Still, there were times Obeng didn’t have enough money to eat.

“Everything was pretty hard in those days. It was really tough trying to put together $2.99 to get Cici’s Pizza,” he said with a laugh.

He remembers also not having money for textbooks. He would borrow books and has a place in his heart for a fellow student, Michael Pebworth: “He bought me my first textbook … and for another student to do that was amazing,” Obeng said of the $50 textbook.

Another friend would pick him up and take him to church on Sundays and to MSU games.

“He would take me to the Chinese buffet, so those were very good moments,” Obeng said.

He worked his way to being a residence assistant, a position that came with room and board — and that took away some of his worries.

Obeng graduated cum laude from MSU in 1997 with a bachelor of science degree in chemistry, then received his medical degree from the University of Texas Medical Branch in Galveston with postgraduate work in plastic and reconstructive surgery at the UT Medical Branch John Sealy Hospitals for Children.

That’s when he set his sights on Harvard.

Again, he was discouraged. He couldn’t reach that high, people told him. But Obeng ended up earning a fellowship to Harvard Medical School and now is a plastic surgeon in Beverly Hills with his own private practice, called MIKO. He also is on staff at Cedars-Sinai Hospital in Los Angeles.

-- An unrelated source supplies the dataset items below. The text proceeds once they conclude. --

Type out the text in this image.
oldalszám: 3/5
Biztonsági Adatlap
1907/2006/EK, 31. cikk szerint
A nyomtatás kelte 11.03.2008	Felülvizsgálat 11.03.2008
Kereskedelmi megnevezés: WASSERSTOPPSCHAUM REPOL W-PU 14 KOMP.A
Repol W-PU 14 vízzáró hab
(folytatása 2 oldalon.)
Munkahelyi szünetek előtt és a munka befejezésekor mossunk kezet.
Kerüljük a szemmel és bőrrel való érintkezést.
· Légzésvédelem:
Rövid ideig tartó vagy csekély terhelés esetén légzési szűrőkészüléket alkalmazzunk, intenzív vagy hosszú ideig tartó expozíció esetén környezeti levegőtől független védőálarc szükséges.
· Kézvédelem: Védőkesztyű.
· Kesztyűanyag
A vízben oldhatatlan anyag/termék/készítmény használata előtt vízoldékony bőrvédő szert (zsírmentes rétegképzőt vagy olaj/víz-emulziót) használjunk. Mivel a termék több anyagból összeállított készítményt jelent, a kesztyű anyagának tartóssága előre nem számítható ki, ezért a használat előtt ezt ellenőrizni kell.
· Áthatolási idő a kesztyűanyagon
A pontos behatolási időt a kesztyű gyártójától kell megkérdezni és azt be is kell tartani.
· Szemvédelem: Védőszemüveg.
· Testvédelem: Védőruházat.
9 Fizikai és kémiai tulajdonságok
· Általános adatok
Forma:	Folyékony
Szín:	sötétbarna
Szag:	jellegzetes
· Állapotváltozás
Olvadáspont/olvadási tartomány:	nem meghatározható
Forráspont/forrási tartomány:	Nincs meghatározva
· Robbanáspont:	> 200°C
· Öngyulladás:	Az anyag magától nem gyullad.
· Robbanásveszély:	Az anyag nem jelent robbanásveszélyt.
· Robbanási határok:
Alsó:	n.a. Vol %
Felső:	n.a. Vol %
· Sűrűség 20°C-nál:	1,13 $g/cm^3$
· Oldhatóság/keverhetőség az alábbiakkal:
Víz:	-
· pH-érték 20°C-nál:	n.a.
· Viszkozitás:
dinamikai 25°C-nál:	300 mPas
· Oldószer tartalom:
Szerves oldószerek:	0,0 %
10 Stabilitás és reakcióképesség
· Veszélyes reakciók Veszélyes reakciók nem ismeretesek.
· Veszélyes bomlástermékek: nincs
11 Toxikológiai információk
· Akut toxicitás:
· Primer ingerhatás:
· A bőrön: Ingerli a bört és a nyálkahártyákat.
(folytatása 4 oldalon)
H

While his Beverly Hills businesses aims to give patients their “dream self” through face procedures and various body procedures, Obeng’s nonprofit gives other patients, many of them from developing countries, the chance of realizing a different kind of dream. These patients simply don’t want to be ostracized because of a deformity.

Remembering Operation Smile, Obeng formed the nonprofit RESTORE Worldwide, a foundation that provides reconstructive surgery to victims of abuse and those born with congenital defects. Obeng has traveled back home to Ghana, where some attribute those deformities to witchcraft, and he and volunteer teams have visited Guatemala, too.

When he arrives back in Wichita Falls, he said he hopes to find Michael Pebworth, the student who bought him his first textbook, and he wants to reconnect with that MSU friend who would take him to the Chinese buffet.

He remembers MSU as the place that encouraged his dreams: “I won’t forget where it all started.”